A few novel regions, sparsely mapped on the Immunochip, reached genome-wide significance in the meta-analysis and merit further fine-mapping efforts. These include rs6886392 on 5q21 (OR=1.13, P=4.08 × 10−9), rs11788118 on 9q22 (OR=0.88, P=1.53 × 10−8) and rs13344313 on 19p13 (OR=0.90, P=1.07 × 10−8).

Additional loci not previously reported as having genome-wide significance for SLE in these ancestries now do so in the meta-analysis (Table 4). On 4q27, rs11724582 (OR=0.88, P=1.71 × 10−8) is near IL21, a known SLE risk locus30,31. IL21 is up-regulated by oestrogen and is produced by T follicular helper cells which stimulates B-cells to differentiate into autoantibody-secreting cells; however, there was no evidence of a SNP-by-gender interaction in any ancestry (P>0.40). The SNP rs2431098 (OR=1.19, P=3.29 × 10−21) at 5q33 between PTTG1 and MIR146A has an r2=0.52 with rs2431697, a SNP correlated with down-regulation of MIR146A32.

The 6p21 region is potentially confounded with nearby HLA associations. The advantages of using multiple ancestries in this study are exemplified by modelling of SNPs in the 6p21 region where three separate ancestry-specific signals were identified after adjusting for HLA alleles. The results show associations at previously reported UHRF1BP1 and two novel loci within the SCUBE3-DEF6 region (Fig. 2 and Supplementary Fig. 13e,f).

The transancestral meta-analyses of several previously established SLE associations provided important localization, and increased the number of independent signals or novel transancestral effects. These included: 1q25 (TNFSF4-LOC100506023), 1q25 (NMNAT2-SMG7-NCF2), 7q32 (IRF5-TNPO3), 8q12 (LYN-RPS20), 11p13 (PDHX-CD44) and 20q13 (NCOA5-CD40) (Table 4, Supplementary Fig. 15).

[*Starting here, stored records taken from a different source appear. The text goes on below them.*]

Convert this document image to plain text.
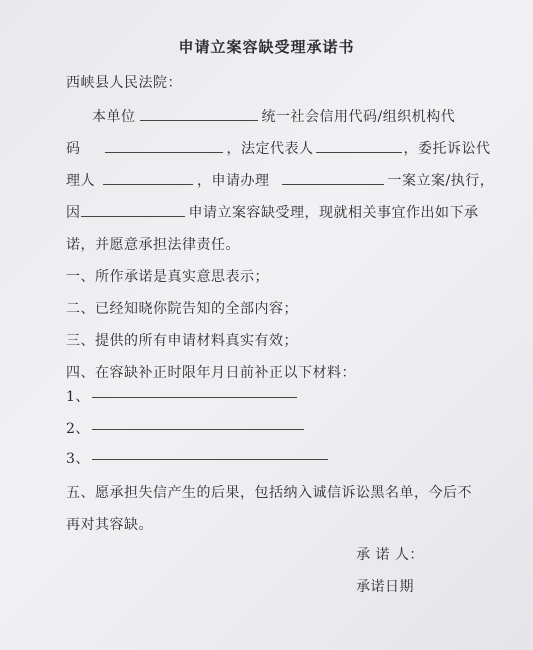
申请立案容缺受理承诺书
西峡县人民法院：
本单位	统一社会信用代码/组织机构代
码	，法定代表人	，委托诉讼代
理人	，申请办理	一案立案/执行，
因	申请立案容缺受理，现就相关事宜作出如下承
诺，并愿意承担法律责任。
一、所作承诺是真实意思表示；
二、已经知晓你院告知的全部内容；
三、提供的所有申请材料真实有效；
四、在容缺补正时限年月日前补正以下材料：
1、
2、
3、
五、愿承担失信产生的后果，包括纳入诚信诉讼黑名单，今后不
再对其容缺。
承 诺 人：
承诺日期
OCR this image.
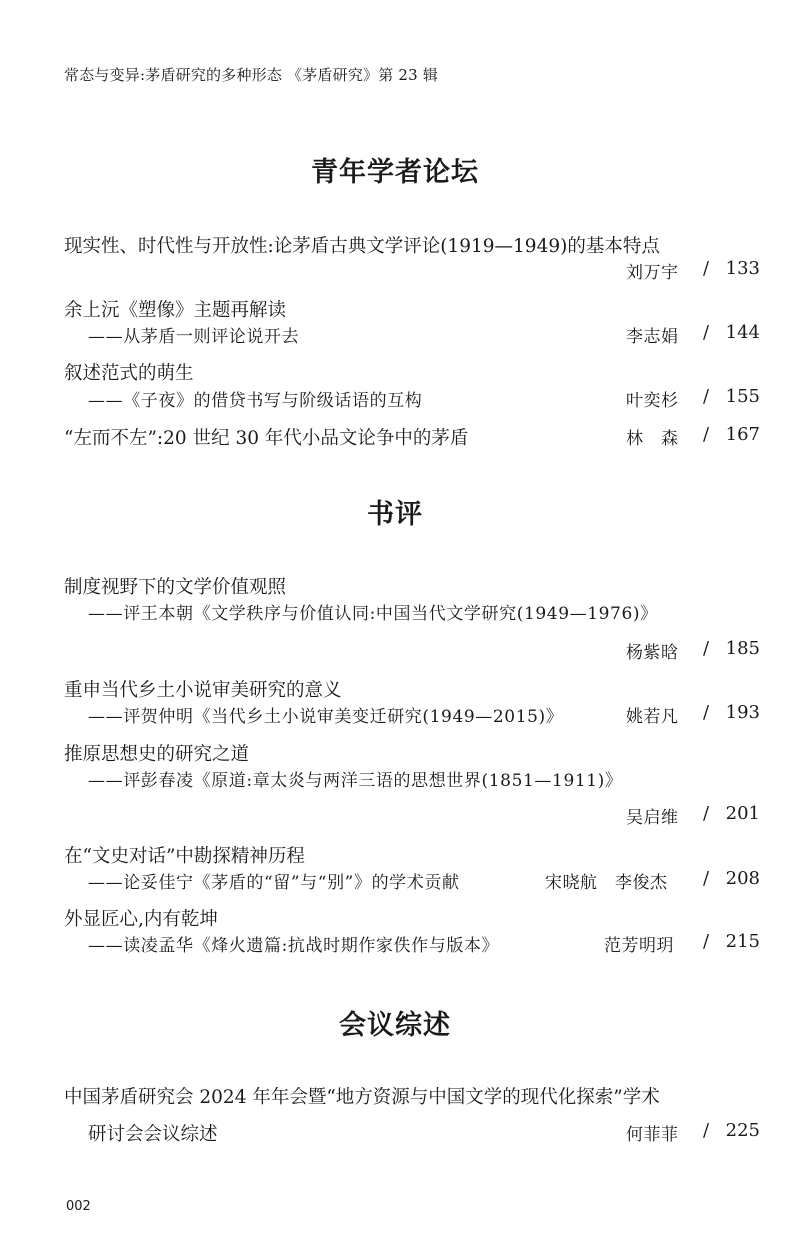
常态与变异:茅盾研究的多种形态 《茅盾研究》第 23 辑
青年学者论坛
现实性、时代性与开放性:论茅盾古典文学评论(1919—1949)的基本特点
刘万宇 / 133
余上沅《塑像》主题再解读
——从茅盾一则评论说开去	李志娟 / 144
叙述范式的萌生
——《子夜》的借贷书写与阶级话语的互构	叶奕杉 / 155
“左而不左”:20 世纪 30 年代小品文论争中的茅盾	林　森 / 167
书评
制度视野下的文学价值观照
——评王本朝《文学秩序与价值认同:中国当代文学研究(1949—1976)》
杨紫晗 / 185
重申当代乡土小说审美研究的意义
——评贺仲明《当代乡土小说审美变迁研究(1949—2015)》	姚若凡 / 193
推原思想史的研究之道
——评彭春凌《原道:章太炎与两洋三语的思想世界(1851—1911)》
吴启维 / 201
在“文史对话”中勘探精神历程
——论妥佳宁《茅盾的“留”与“别”》的学术贡献	宋晓航　李俊杰 / 208
外显匠心,内有乾坤
——读凌孟华《烽火遗篇:抗战时期作家佚作与版本》	范芳明玥 / 215
会议综述
中国茅盾研究会 2024 年年会暨“地方资源与中国文学的现代化探索”学术
研讨会会议综述	何菲菲 / 225
002
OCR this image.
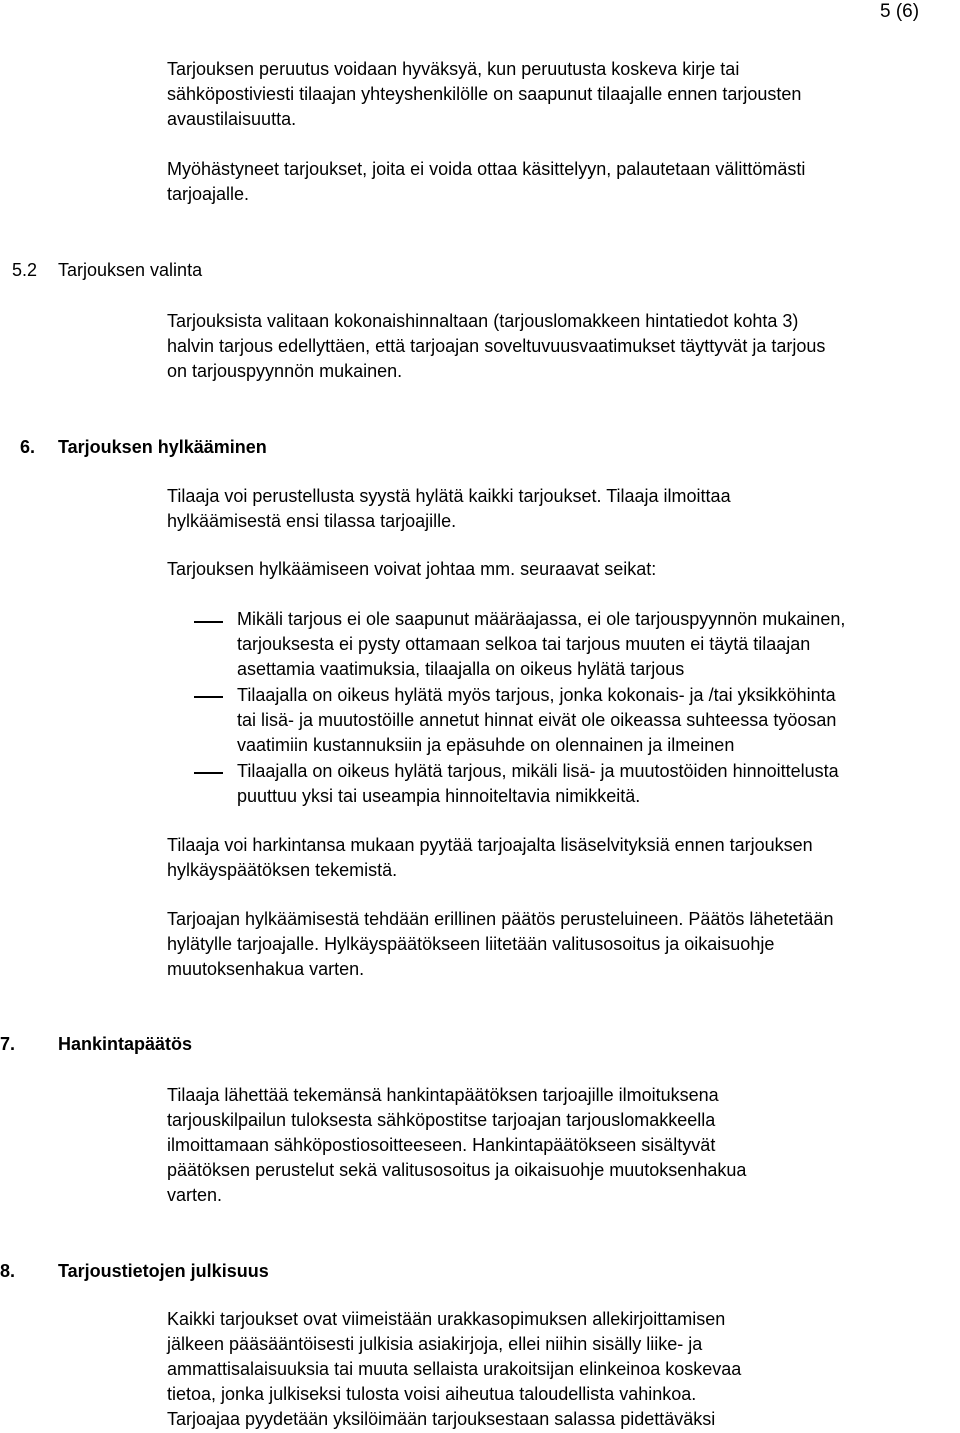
5 (6)
Tarjouksen peruutus voidaan hyväksyä, kun peruutusta koskeva kirje tai
sähköpostiviesti tilaajan yhteyshenkilölle on saapunut tilaajalle ennen tarjousten
avaustilaisuutta.
Myöhästyneet tarjoukset, joita ei voida ottaa käsittelyyn, palautetaan välittömästi
tarjoajalle.
5.2 Tarjouksen valinta
Tarjouksista valitaan kokonaishinnaltaan (tarjouslomakkeen hintatiedot kohta 3)
halvin tarjous edellyttäen, että tarjoajan soveltuvuusvaatimukset täyttyvät ja tarjous
on tarjouspyynnön mukainen.
6. Tarjouksen hylkääminen
Tilaaja voi perustellusta syystä hylätä kaikki tarjoukset. Tilaaja ilmoittaa
hylkäämisestä ensi tilassa tarjoajille.
Tarjouksen hylkäämiseen voivat johtaa mm. seuraavat seikat:
Mikäli tarjous ei ole saapunut määräajassa, ei ole tarjouspyynnön mukainen,
tarjouksesta ei pysty ottamaan selkoa tai tarjous muuten ei täytä tilaajan
asettamia vaatimuksia, tilaajalla on oikeus hylätä tarjous
Tilaajalla on oikeus hylätä myös tarjous, jonka kokonais- ja /tai yksikköhinta
tai lisä- ja muutostöille annetut hinnat eivät ole oikeassa suhteessa työosan
vaatimiin kustannuksiin ja epäsuhde on olennainen ja ilmeinen
Tilaajalla on oikeus hylätä tarjous, mikäli lisä- ja muutostöiden hinnoittelusta
puuttuu yksi tai useampia hinnoiteltavia nimikkeitä.
Tilaaja voi harkintansa mukaan pyytää tarjoajalta lisäselvityksiä ennen tarjouksen
hylkäyspäätöksen tekemistä.
Tarjoajan hylkäämisestä tehdään erillinen päätös perusteluineen. Päätös lähetetään
hylätylle tarjoajalle. Hylkäyspäätökseen liitetään valitusosoitus ja oikaisuohje
muutoksenhakua varten.
7. Hankintapäätös
Tilaaja lähettää tekemänsä hankintapäätöksen tarjoajille ilmoituksena
tarjouskilpailun tuloksesta sähköpostitse tarjoajan tarjouslomakkeella
ilmoittamaan sähköpostiosoitteeseen. Hankintapäätökseen sisältyvät
päätöksen perustelut sekä valitusosoitus ja oikaisuohje muutoksenhakua
varten.
8. Tarjoustietojen julkisuus
Kaikki tarjoukset ovat viimeistään urakkasopimuksen allekirjoittamisen
jälkeen pääsääntöisesti julkisia asiakirjoja, ellei niihin sisälly liike- ja
ammattisalaisuuksia tai muuta sellaista urakoitsijan elinkeinoa koskevaa
tietoa, jonka julkiseksi tulosta voisi aiheutua taloudellista vahinkoa.
Tarjoajaa pyydetään yksilöimään tarjouksestaan salassa pidettäväksi
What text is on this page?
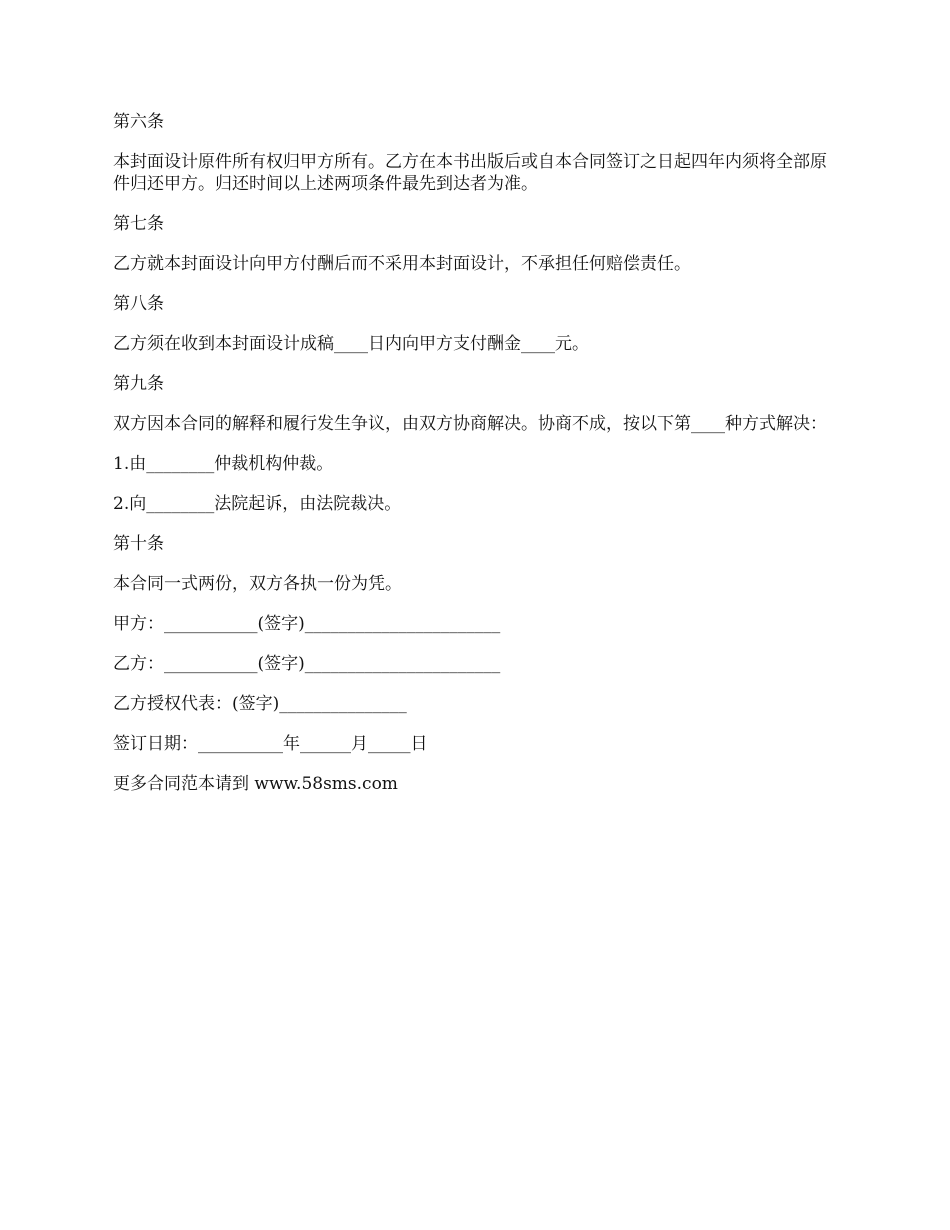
第六条

本封面设计原件所有权归甲方所有。乙方在本书出版后或自本合同签订之日起四年内须将全部原件归还甲方。归还时间以上述两项条件最先到达者为准。

第七条

乙方就本封面设计向甲方付酬后而不采用本封面设计，不承担任何赔偿责任。

第八条

乙方须在收到本封面设计成稿____日内向甲方支付酬金____元。

第九条

双方因本合同的解释和履行发生争议，由双方协商解决。协商不成，按以下第____种方式解决：

1.由________仲裁机构仲裁。

2.向________法院起诉，由法院裁决。

第十条

本合同一式两份，双方各执一份为凭。

甲方：___________(签字)_______________________

乙方：___________(签字)_______________________

乙方授权代表：(签字)_______________

签订日期：__________年______月_____日

更多合同范本请到 www.58sms.com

Admixture and population frequencies of SLE-associated SNPs

Clustering risk allele frequencies for Tier 1 and 2 SNPs in cases across EA, AA, and HA yielded three groups of SNPs: comparable allele frequencies in all three ancestries (75 SNPS), increased frequency in AA cases (40 SNPs), and reduced frequency in AA cases (66 SNPs) (Fig. 4); the latter two clusters show increased and decreased AA-ancestral contribution, respectively. Higher frequency risk alleles tend to exhibit comparable frequencies across ancestries; the rarest alleles were largely grouped in the reduced AA-ancestral cluster. When comparing admixture averages for risk alleles, AA exhibited the highest deviations from mean admixture estimates and EA, the lowest (Fig. 4; Supplementary Data 10). Deviations from average admixture in risk alleles were significantly weighted to higher proportions of CEU versus YRI in AA (P=8.36 × 10−12) and HA (P=2.44 × 10−4) (Supplementary Data 11), further suggesting increased European ancestry for risk alleles. When aligned to allele frequency information, highest CEU proportion deviations in AA and HA resided in the decreased-AA cluster, while the YRI proportion deviations resided in the increased-AA cluster. Thus, SLE risk alleles with a low frequency in AA are correlated with European admixture. Of the 181 Tier 1 and 2 SNPs, only in two regions were the top associated SNP (rs1804182 AA Tier 1 and rs11845506 HA Tier 2) nearly monomorphic (frequency<0.003) in the other ancestral cohorts. This suggests that most of the ancestry-specific SNP associations were not driven by the presence of monomorphic alleles in the non-discovery cohorts. These allele patterns are further illustrated in Fig. 4.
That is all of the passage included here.